When a rich man meets his maker, I pause for few moments, not to mourn his life but to wonder what becomes of his wealth. Of no use to him now, is it buried with him? Like the pharaohs, he intends for it to accompany him in his next life? Is it inherited by his son? To do what with?

Buy a splendid car? A dozen cars? Build estates -- here, there, everywhere? An airplane, yacht, island? Have a trophy wife? A harem? Eat the best food and drink? Gamble? And leave it to his own son when he passes away?
Some leave it to the needy -- to further their education, as prizes for excellence. Or expand their business. Or help fight disease. Or leave it charities for their assorted causes.
Novelists have a field day penning stories about the choices made. In the course of which, they concoct plots that are possible albeit improbable.
A case in point is NYPD Red 5 by Yank author James Patterson The "Red" in the title refers to a segment of the New York Police Department assigned to protecting VIPs both domestic and foreign in the Big Apple. Kylie MacDonald and her partner Zach Jordan are the ongoing protagonists in this series.
They are given the case of an explosion at a fund-raising affair and of a woman celebrity on a Hudson River isle. Tops at their profession, the two sleuths are both told by the lady mayor to both carry on their investigations and treat the rich and powerful with kid gloves.

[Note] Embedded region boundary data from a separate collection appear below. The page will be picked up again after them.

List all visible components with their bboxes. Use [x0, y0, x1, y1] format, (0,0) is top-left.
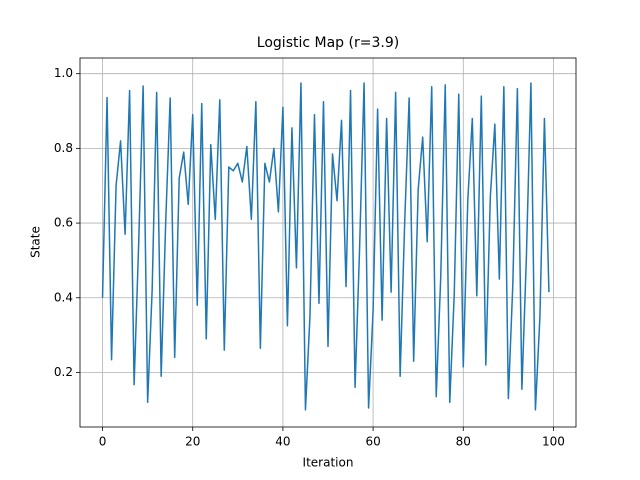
x-tick-label: 80	[456, 435, 471, 449]
x-tick-label: 60	[365, 435, 380, 449]
y-tick-label: 0.6	[54, 216, 73, 230]
x-tick-label: 100	[542, 435, 565, 449]
x-tick-label: 0	[99, 435, 107, 449]
y-axis-label: State	[29, 226, 43, 258]
x-axis-label: Iteration	[303, 456, 354, 470]
x-tick-label: 20	[185, 435, 200, 449]
plot-frame	[79, 57, 577, 428]
y-tick-label: 0.2	[54, 365, 73, 379]
chart-title: Logistic Map (r=3.9)	[257, 35, 399, 51]
y-tick-label: 1.0	[54, 66, 73, 80]
line-series	[101, 82, 550, 411]
y-tick-label: 0.8	[54, 141, 73, 155]
y-tick-label: 0.4	[54, 290, 73, 304]
x-tick-label: 40	[275, 435, 290, 449]
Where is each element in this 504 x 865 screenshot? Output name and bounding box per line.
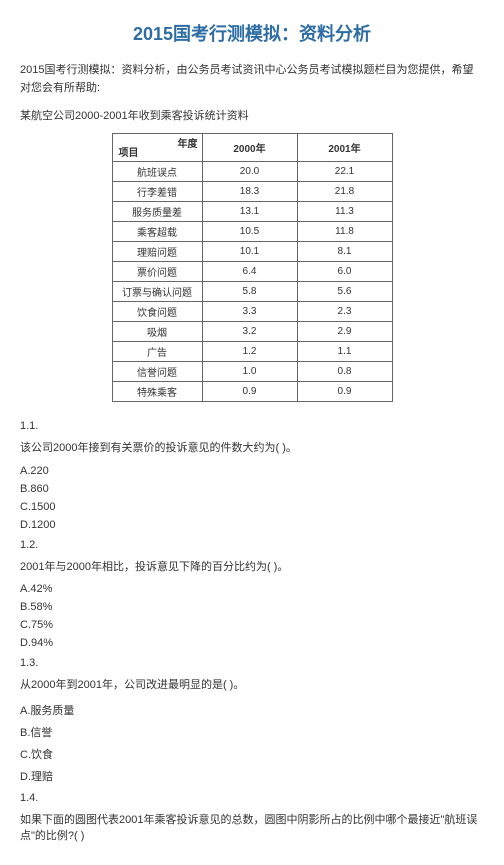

Patterson throws in a therapist who beds his patients, a kinky woman and a drug gang from Haiti. Perhaps most interesting to the reader, one of the gang recently emerged after 20 years in a Thai prison for trafficking in drugs. Though suspected, suicide bombers aren't involved.
Billionaires aren't pleasant characters here. Alcoholics and womanisers, money buys them anything they want. The millions they donate to the homeless is pocket money. Their hearts aren't in it.
Kylie and Zach are the enjoyable personae. How can he tell her he loves her when she isn't short of boyfriends? Haitian mafia?

The city of Lights
I was a backpacker back yonder, spending years covering more than 50 countries, well over 100 cities in them. On and off the beaten track, selling cod-liver-oil pills here, sleeping in Sikh temples there, contracting yellow jaundice elsewhere, I learned about my fellow man.
Inevitably, I matched my impressions of people and places with those who have been on the road earlier and written about it. To be sure, the times and circumstances are different, but by how much? I found that I had not one role model, but two: Richard Halliburton, for whom it was all an adventure, and George Orwell, for whom it was not.
Orwell, in Down And Out In Paris And London, immersed himself in the lower depths. Something I could never bring myself to do. His Paris isn't the Champs-Elysée and Eiffel Tower of music and song. Rather, its poverty.
Those sleeping under bridges in all weather, washing their rags in bistro bathrooms, begging for change. They aren't found on the screen. But there will always be that other Paris, at least in novels by Jojo Moyes.
Hers is the Paris of City of Lights fame. The French are painters, writers, lovers. And Champagne, an elixir with bubbles. Forget "See Naples and die"; remember "See Paris and live".
In mid-management in a plastics factory in London, Nell has girlfriends, a boyfriend, a mother reminding her that her biological clock is ticking, and she's bored to tears. There must be more to life than this.
The opportunity of a weekend in Paris comes up. The plot is predictable. The handsome boy's name is Fabian. A part-time waiter to pay for his garret while writing a book, it doesn't take long for cupid to show up. Champagne. Dancing on the bar. Pillowing.
Nell returns home only long enough to wish it adieu. What could be a happier ending than being a waitress/wife in Paris? Moyes' fans are doubtless lining up to buy tickets to the city of dreams. France's chamber of commerce is smiling all the way to the bank.
My impression of Paris is that the populace still regrets the passing of Napoleon Bonaparte, when French was the only language that counted and it was master of Europe. I think that Bangkok can do with such literary shots in the arm.